The labor dispute at the Société des alcools du Québec (SAQ) seems to serve the cause of Quebec wines. Faced with the bald shelves of the Crown corporation, consumers are turning overwhelmingly to the many specialty stores that exclusively sell homegrown alcohol.

At the end of the year, the owner of the Les Bacchantes vineyard sold his stock faster than ever. “We have decided to release our sparkling wine now, but apart from that, we have nothing left,” says Sébastien Daoust with joy.

Like most of the 150 winegrowers in Quebec, he sells his bottles outside the SAQ network. Several thousand grocery stores, boutiques and restaurants have the necessary permits to sell bottles of wine, beer and cider purchased directly from producers, as long as the latter are from Quebec.

Mr. Daoust notes that since the start of the pandemic, with the craze for local purchasing, more and more businesses are ordering crates from him. “People have discovered that their small neighborhood grocery store has wines from Quebec. And the strike at the SAQ accelerates the process, ”says the winegrower.

“Since the conflict, when restaurants began to see a serious supply problem, many have turned to Quebec wines. I have 120 cases which suddenly went to restaurants, ”adds the one who is also treasurer of the Conseil des vins du Québec.

Nicolas Pomerleau, co-owner of the Coteau St-Paul vineyard, makes the same observation. He is receiving more orders than ever from small businesses across the province.

“The strike led customers who were not loyal to Quebec wine to fall for it. “

Long-lasting desired effects

The owners of the Cinqàsept boutique in Montreal say their traffic has dramatically increased in recent weeks. Lambert St-Cyr and Simon Boutet hope to have gained followers in the long term.

“People are discovering the quality of Quebec wines, their diversity. There are good products at affordable costs, ”praises Mr. Boutet.

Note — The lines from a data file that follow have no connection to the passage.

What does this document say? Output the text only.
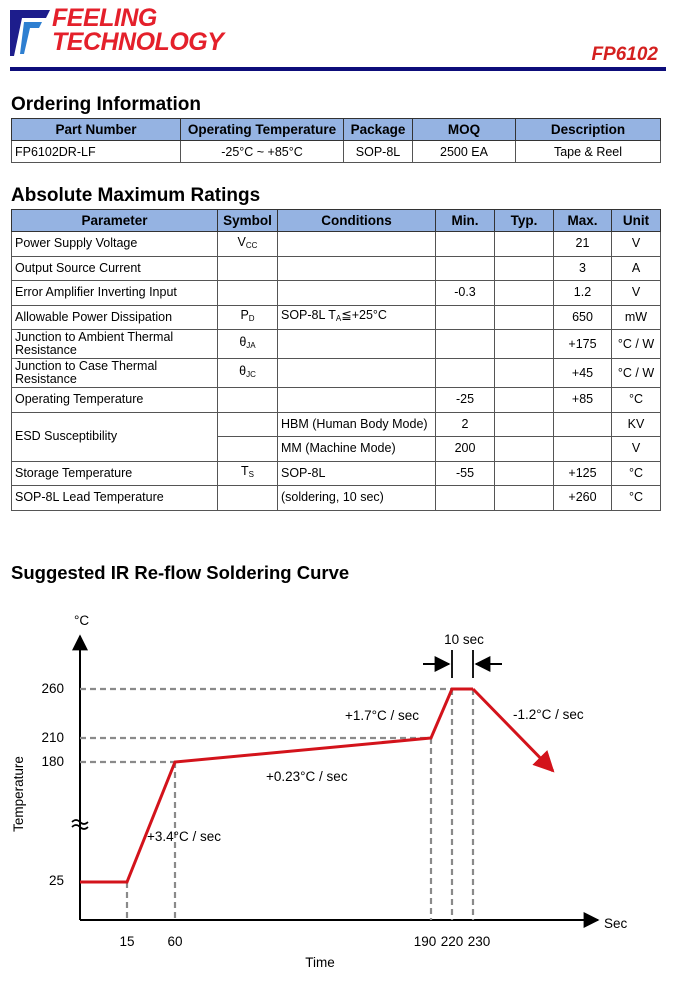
FEELING
TECHNOLOGY	FP6102
Ordering Information
Part Number	Operating Temperature	Package	MOQ	Description
FP6102DR-LF	-25°C ~ +85°C	SOP-8L	2500 EA	Tape & Reel
Absolute Maximum Ratings
Parameter	Symbol	Conditions	Min.	Typ.	Max.	Unit
Power Supply Voltage	$V_{CC}$				21	V
Output Source Current					3	A
Error Amplifier Inverting Input			-0.3		1.2	V
Allowable Power Dissipation	$P_D$	SOP-8L $T_A≦+25^\circ C$			650	mW
Junction to Ambient Thermal Resistance	$\theta_{JA}$				+175	°C / W
Junction to Case Thermal Resistance	$\theta_{JC}$				+45	°C / W
Operating Temperature			-25		+85	°C
ESD Susceptibility		HBM (Human Body Mode)	2			KV
		MM (Machine Mode)	200			V
Storage Temperature	$T_S$	SOP-8L	-55		+125	°C
SOP-8L Lead Temperature		(soldering, 10 sec)			+260	°C
Suggested IR Re-flow Soldering Curve
°C
Sec
Time
Temperature
260
210
180
25
15 60	190 220 230
10 sec
+3.4°C / sec
+0.23°C / sec
+1.7°C / sec	-1.2°C / sec
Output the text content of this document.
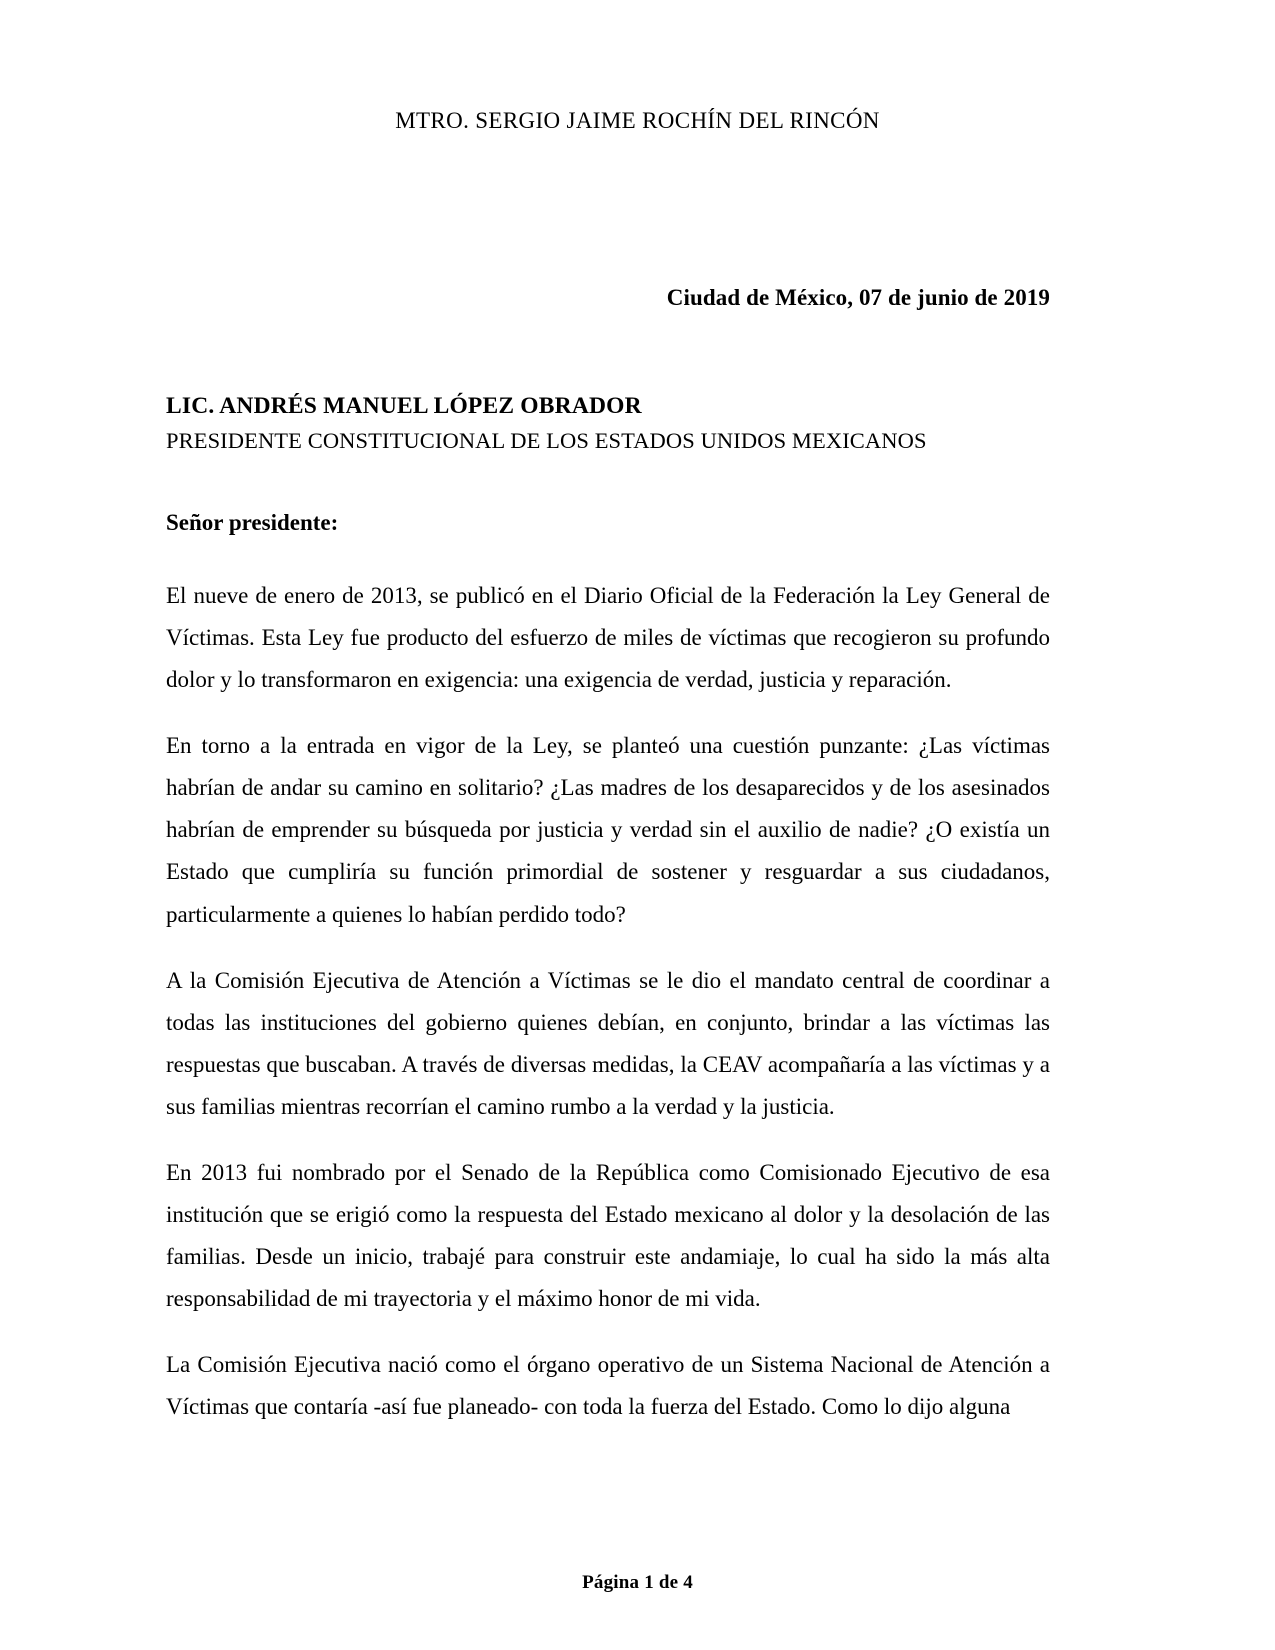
MTRO. SERGIO JAIME ROCHÍN DEL RINCÓN

Ciudad de México, 07 de junio de 2019

LIC. ANDRÉS MANUEL LÓPEZ OBRADOR

PRESIDENTE CONSTITUCIONAL DE LOS ESTADOS UNIDOS MEXICANOS

Señor presidente:

El nueve de enero de 2013, se publicó en el Diario Oficial de la Federación la Ley General de Víctimas. Esta Ley fue producto del esfuerzo de miles de víctimas que recogieron su profundo dolor y lo transformaron en exigencia: una exigencia de verdad, justicia y reparación.

En torno a la entrada en vigor de la Ley, se planteó una cuestión punzante: ¿Las víctimas habrían de andar su camino en solitario? ¿Las madres de los desaparecidos y de los asesinados habrían de emprender su búsqueda por justicia y verdad sin el auxilio de nadie? ¿O existía un Estado que cumpliría su función primordial de sostener y resguardar a sus ciudadanos, particularmente a quienes lo habían perdido todo?

A la Comisión Ejecutiva de Atención a Víctimas se le dio el mandato central de coordinar a todas las instituciones del gobierno quienes debían, en conjunto, brindar a las víctimas las respuestas que buscaban. A través de diversas medidas, la CEAV acompañaría a las víctimas y a sus familias mientras recorrían el camino rumbo a la verdad y la justicia.

En 2013 fui nombrado por el Senado de la República como Comisionado Ejecutivo de esa institución que se erigió como la respuesta del Estado mexicano al dolor y la desolación de las familias. Desde un inicio, trabajé para construir este andamiaje, lo cual ha sido la más alta responsabilidad de mi trayectoria y el máximo honor de mi vida.

La Comisión Ejecutiva nació como el órgano operativo de un Sistema Nacional de Atención a Víctimas que contaría -así fue planeado- con toda la fuerza del Estado. Como lo dijo alguna

Página 1 de 4
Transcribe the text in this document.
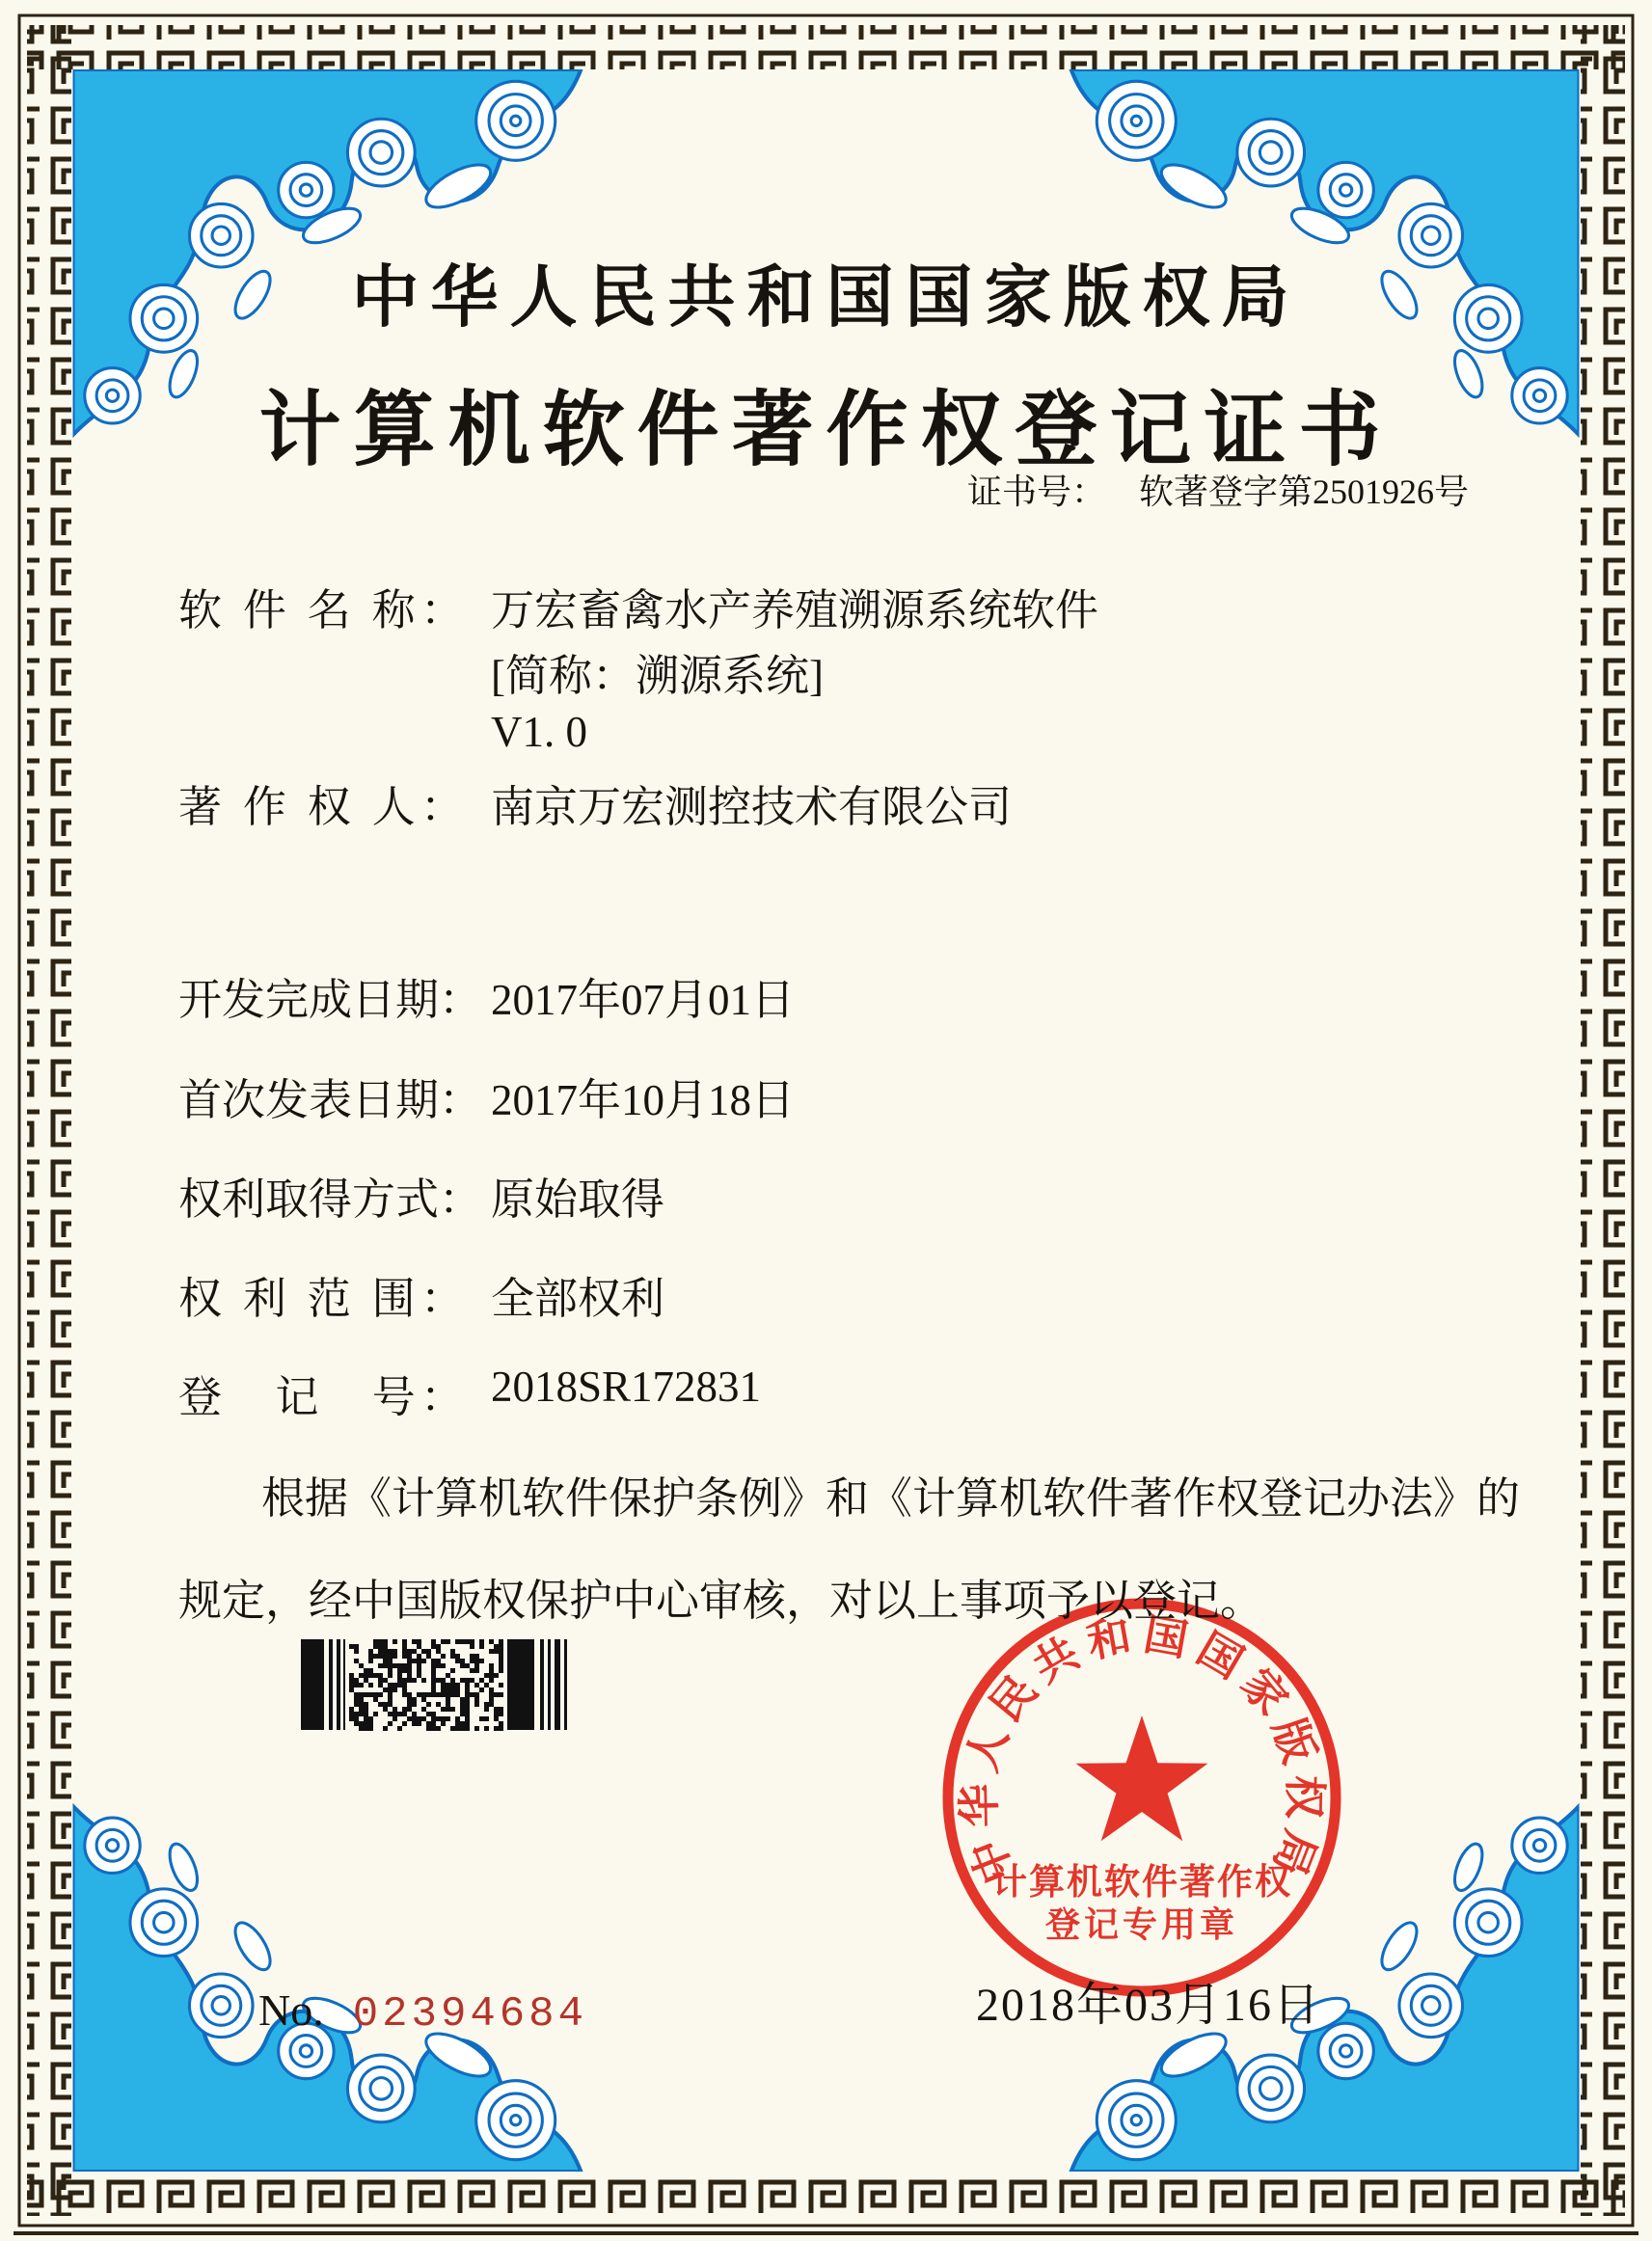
中华人民共和国国家版权局
计算机软件著作权登记证书
证书号： 软著登字第2501926号
软 件 名 称： 万宏畜禽水产养殖溯源系统软件
[简称：溯源系统]
V1. 0
著 作 权 人： 南京万宏测控技术有限公司
开发完成日期： 2017年07月01日
首次发表日期： 2017年10月18日
权利取得方式： 原始取得
权 利 范 围： 全部权利
登　记　号： 2018SR172831
根据《计算机软件保护条例》和《计算机软件著作权登记办法》的
规定，经中国版权保护中心审核，对以上事项予以登记。
中华人民共和国国家版权局
计算机软件著作权
登记专用章
2018年03月16日
No. 02394684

Mr. St-Cyr believes that the stigmatization of Quebec wines is no longer valid today. “The winegrowers started to find techniques to deacidify the wines. […] There is a sometimes fruity and silky side to the grape varieties here. We see a growing demand for the future, when people go to see what it tastes like. “

According to Sébastien Daoust, legislative changes could still be made to make life easier for winegrowers like him. He would like the law to no longer require them to deliver their bottles to traders themselves.

“We are 150 winegrowers going in circles on Le Plateau-Mont-Royal to find a parking space. I can’t even ask the neighboring vineyard to bring my crate for me. It is a damaging waste of time for Quebec wines. If that changed, I could spend more time in the field than in town. “

In addition, the conflict at the SAQ is far from making only people happy in the ecosystem of Quebec wine. The work of the wine, beer and spirits agencies in Quebec is greatly hampered by the effects of the three-day strike in November and other means of pressure from warehouse workers.

Those who carry out private imports are no exception, because the products must still pass through the warehouses of the monopoly of the distribution of foreign wines and spirits, underlines Roch Bissonnette, president of the board of directors of the association. A3 Quebec.

Mr. Bissonnette is crossing his fingers that the workers endorse, by Saturday evening, the agreement in principle reached between their union and their employer.